Abstract

Bladder cancer is a common cancer in smoking men and may correlate with mechanosensitive potassium channels because the urinary bladder is a stretch sensing organ. Two-pore K+ channels (K2P), such as TASK3 and TREK1, have recently been shown to play a critical role in both cell apoptosis and tumorigenesis. Of the channels, TREK1 can be activated by many physiological stimuli, including polyunsaturated fatty acids, and intracellular pH, hypoxia, and neurotransmitters. Here we attempted to determine whether TREK1 is functionally expressed in bladder cancer 253J cells. K2P channels, including TREK1, TREK2, TASK1, TASK3, and TWIK1, were quantified in cultured human bladder cancer 253J cells using real time quantitative RT-PCR (qRT-PCR) analysis.

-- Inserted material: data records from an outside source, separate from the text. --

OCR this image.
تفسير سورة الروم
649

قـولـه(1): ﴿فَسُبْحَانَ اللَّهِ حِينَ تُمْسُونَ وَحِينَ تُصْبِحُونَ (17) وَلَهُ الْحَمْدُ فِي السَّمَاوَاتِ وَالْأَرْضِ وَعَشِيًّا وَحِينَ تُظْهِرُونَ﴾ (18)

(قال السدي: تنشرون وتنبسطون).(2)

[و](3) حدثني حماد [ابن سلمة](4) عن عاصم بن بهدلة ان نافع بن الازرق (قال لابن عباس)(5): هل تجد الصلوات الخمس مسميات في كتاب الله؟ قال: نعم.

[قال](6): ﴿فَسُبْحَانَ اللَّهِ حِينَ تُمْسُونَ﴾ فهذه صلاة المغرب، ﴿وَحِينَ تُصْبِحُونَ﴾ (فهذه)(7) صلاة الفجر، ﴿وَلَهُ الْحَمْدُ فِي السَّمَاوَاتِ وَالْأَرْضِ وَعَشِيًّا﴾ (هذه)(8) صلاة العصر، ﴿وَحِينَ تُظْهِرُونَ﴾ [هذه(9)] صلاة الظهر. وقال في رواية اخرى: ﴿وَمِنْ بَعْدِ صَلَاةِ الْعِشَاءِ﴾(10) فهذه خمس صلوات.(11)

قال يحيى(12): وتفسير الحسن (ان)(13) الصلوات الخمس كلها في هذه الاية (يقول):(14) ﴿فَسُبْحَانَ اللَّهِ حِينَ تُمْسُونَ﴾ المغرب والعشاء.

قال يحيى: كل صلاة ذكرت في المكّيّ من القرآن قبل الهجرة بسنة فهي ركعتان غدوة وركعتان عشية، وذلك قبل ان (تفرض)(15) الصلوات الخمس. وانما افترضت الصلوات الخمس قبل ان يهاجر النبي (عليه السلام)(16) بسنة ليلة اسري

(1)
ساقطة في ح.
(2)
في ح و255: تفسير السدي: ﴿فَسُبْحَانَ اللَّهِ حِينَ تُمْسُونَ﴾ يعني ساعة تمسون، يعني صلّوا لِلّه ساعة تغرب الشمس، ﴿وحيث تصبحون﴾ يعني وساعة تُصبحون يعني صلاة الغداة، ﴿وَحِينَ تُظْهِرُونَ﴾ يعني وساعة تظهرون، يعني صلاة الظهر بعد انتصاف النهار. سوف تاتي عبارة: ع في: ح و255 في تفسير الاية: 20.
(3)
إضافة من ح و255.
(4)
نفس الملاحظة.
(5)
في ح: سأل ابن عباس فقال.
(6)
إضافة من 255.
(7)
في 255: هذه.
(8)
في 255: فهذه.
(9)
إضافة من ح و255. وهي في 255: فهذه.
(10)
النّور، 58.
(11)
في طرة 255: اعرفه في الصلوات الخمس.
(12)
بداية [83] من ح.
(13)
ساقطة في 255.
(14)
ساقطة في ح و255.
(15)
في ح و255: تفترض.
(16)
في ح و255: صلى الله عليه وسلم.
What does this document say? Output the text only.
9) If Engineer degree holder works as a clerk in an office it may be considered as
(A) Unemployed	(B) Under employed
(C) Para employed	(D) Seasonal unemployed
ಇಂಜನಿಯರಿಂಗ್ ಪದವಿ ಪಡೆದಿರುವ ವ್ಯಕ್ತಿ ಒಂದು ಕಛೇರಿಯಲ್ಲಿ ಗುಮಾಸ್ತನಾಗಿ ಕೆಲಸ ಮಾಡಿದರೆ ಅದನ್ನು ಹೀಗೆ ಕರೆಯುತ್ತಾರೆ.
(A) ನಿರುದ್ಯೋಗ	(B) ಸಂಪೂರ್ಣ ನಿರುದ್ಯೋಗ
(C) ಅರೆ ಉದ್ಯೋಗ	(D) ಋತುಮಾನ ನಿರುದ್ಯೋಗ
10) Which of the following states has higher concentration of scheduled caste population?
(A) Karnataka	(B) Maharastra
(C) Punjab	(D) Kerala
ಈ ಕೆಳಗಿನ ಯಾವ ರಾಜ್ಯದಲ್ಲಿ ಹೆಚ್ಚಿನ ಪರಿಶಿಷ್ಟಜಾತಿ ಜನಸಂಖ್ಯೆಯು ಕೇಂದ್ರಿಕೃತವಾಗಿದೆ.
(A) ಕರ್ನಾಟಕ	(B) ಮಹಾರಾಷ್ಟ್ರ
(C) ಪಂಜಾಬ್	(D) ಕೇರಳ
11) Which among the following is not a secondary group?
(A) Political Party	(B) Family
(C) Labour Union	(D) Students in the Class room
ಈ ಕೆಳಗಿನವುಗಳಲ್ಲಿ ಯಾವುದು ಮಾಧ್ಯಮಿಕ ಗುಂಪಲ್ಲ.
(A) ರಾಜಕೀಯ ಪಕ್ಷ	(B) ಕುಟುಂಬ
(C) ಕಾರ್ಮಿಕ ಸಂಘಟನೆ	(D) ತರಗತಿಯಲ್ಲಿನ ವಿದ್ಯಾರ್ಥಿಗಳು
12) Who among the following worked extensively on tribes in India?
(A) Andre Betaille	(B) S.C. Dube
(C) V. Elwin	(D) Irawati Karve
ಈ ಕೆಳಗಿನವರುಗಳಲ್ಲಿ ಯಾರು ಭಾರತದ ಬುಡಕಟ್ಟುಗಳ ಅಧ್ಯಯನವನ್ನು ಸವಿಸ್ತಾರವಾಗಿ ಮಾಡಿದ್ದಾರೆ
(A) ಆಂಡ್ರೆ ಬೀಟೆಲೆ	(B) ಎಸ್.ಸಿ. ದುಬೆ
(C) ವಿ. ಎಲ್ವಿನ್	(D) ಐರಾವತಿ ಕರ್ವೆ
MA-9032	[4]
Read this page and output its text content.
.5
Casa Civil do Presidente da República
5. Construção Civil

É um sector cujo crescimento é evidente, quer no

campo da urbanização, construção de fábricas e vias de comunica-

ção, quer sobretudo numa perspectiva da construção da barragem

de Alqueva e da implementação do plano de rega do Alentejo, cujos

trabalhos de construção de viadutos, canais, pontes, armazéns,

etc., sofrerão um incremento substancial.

Among them, TREK1-like channel was recorded at a single channel level using the patch-clamp technique. The TREKl-like channel, with single-channel conductance of ~90 pS at -80 mV, was recorded in symmetrical 150 mM KCl using an excised inside-out patch configuration. The current-voltage relationships were linear and were insensitive to tetraethylammonium. The channel was activated by membrane stretch, free fatty acids, and intracellular acidosis. These results with electrophysiological properties resemble to those of K2P channel, for instance, TREK1. Therefore, we conclude that TREK1 channel is functionally present in bladder cancer 253J cells.